The Prime Contractor Pressure
Many manufacturers are working under a different kind of timeline than the official phased rollout suggests. Primes have begun sending suppliers compliance letters with internal deadlines that sit ahead of the federal schedule. Those letters are not federal mandates. They are commercial requirements set by the prime to manage the prime's own supplier risk. A manufacturer that receives one of these letters has a real decision to make about how to respond, what to commit to, and what level of certification the prime's contracts actually require.
The level question matters operationally. Some manufacturers handle only Federal Contract Information and may be in a Level 1 self-assessment environment, while others handle Controlled Unclassified Information and require Level 2 third-party certification. The work, the timeline, and the cost are materially different across those two paths, and the prime's letter does not always make the distinction clear. The right response to a prime contractor compliance letter starts with scoping. What programs does the contract cover. What data type is actually in play. Which segment of the prime issued the letter. None of those questions can be answered from the letter alone.
Scope Reduction and the Manufacturing Enclave
The most consequential decision in a manufacturing readiness program is usually the scope. A small contract manufacturer with one or two CUI contracts can often build a logical enclave around the systems that touch the controlled data, leaving the rest of the business outside the assessment boundary. The enclave approach reduces the technical footprint that has to be hardened, the policy surface that has to be written, and the evidence base that has to be maintained.

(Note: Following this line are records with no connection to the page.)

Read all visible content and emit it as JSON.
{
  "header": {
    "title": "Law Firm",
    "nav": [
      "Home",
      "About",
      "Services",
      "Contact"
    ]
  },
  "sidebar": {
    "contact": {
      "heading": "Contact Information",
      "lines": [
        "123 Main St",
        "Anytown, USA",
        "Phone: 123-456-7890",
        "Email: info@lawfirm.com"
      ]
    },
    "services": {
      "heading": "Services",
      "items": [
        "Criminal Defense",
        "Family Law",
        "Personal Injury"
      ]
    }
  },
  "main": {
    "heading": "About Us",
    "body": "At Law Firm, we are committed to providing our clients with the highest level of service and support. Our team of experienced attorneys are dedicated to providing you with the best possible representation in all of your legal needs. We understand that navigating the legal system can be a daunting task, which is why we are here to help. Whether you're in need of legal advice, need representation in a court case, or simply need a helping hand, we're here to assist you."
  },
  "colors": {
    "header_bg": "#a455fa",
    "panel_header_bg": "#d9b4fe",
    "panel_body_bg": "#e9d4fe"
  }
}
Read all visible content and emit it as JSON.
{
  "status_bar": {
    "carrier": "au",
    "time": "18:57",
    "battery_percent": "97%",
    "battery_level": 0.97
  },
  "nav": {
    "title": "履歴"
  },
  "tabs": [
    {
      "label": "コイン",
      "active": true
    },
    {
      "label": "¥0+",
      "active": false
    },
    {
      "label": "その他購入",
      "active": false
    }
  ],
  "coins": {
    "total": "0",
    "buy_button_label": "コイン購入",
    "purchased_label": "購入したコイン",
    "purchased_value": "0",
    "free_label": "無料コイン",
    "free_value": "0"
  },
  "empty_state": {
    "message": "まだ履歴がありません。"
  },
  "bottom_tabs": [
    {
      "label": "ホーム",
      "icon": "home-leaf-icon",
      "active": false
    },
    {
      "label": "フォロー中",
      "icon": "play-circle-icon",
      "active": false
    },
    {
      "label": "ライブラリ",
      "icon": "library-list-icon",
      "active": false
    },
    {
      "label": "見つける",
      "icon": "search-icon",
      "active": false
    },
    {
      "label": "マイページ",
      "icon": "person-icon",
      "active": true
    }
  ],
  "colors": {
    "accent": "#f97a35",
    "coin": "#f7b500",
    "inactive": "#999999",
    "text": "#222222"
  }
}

The Secure Area Strategy white paper develops this approach in more detail, including the physical security dimension that production environments require.
The work of building an enclave is not theoretical. It involves moving CAD files into a controlled file share, restricting access to a small group of named users, isolating engineering and programming workstations on a separate network segment, and sometimes deploying virtual desktop infrastructure for the office workers who need access to controlled drawings. Done well, the enclave keeps the rest of the shop floor operating normally while the controlled environment carries the compliance burden. Done poorly, the enclave leaks at the joints and the assessment finds the leaks.
What Readiness Work Actually Looks Like
A typical readiness engagement for a manufacturer follows a recognizable arc. The first step is scoping, which establishes what data is in play, where it lives, and which systems handle it. The second is gap analysis against the 110 Level 2 controls, which produces a baseline of where the contractor actually stands. The third is remediation planning, which sequences the technical and procedural work into something the contractor can execute alongside the day job of making parts. The fourth is implementation, where policies get written, configurations get applied, evidence gets generated, and people get trained. The fifth is the readiness review, which tests whether the work would survive a third-party assessment.
The work is rarely as clean as the arc suggests. A scoping exercise that turns up an unexpected CUI flow forces the gap analysis to expand. A remediation effort that runs into a tooling constraint forces a policy decision instead of a technical one. An implementation step that requires the prime contractor's input slows down for a week or three. The practitioner's role is to keep the work moving through the constraints, not to pretend the constraints do not exist. The contractor owns the program. The practitioner makes the program assessable.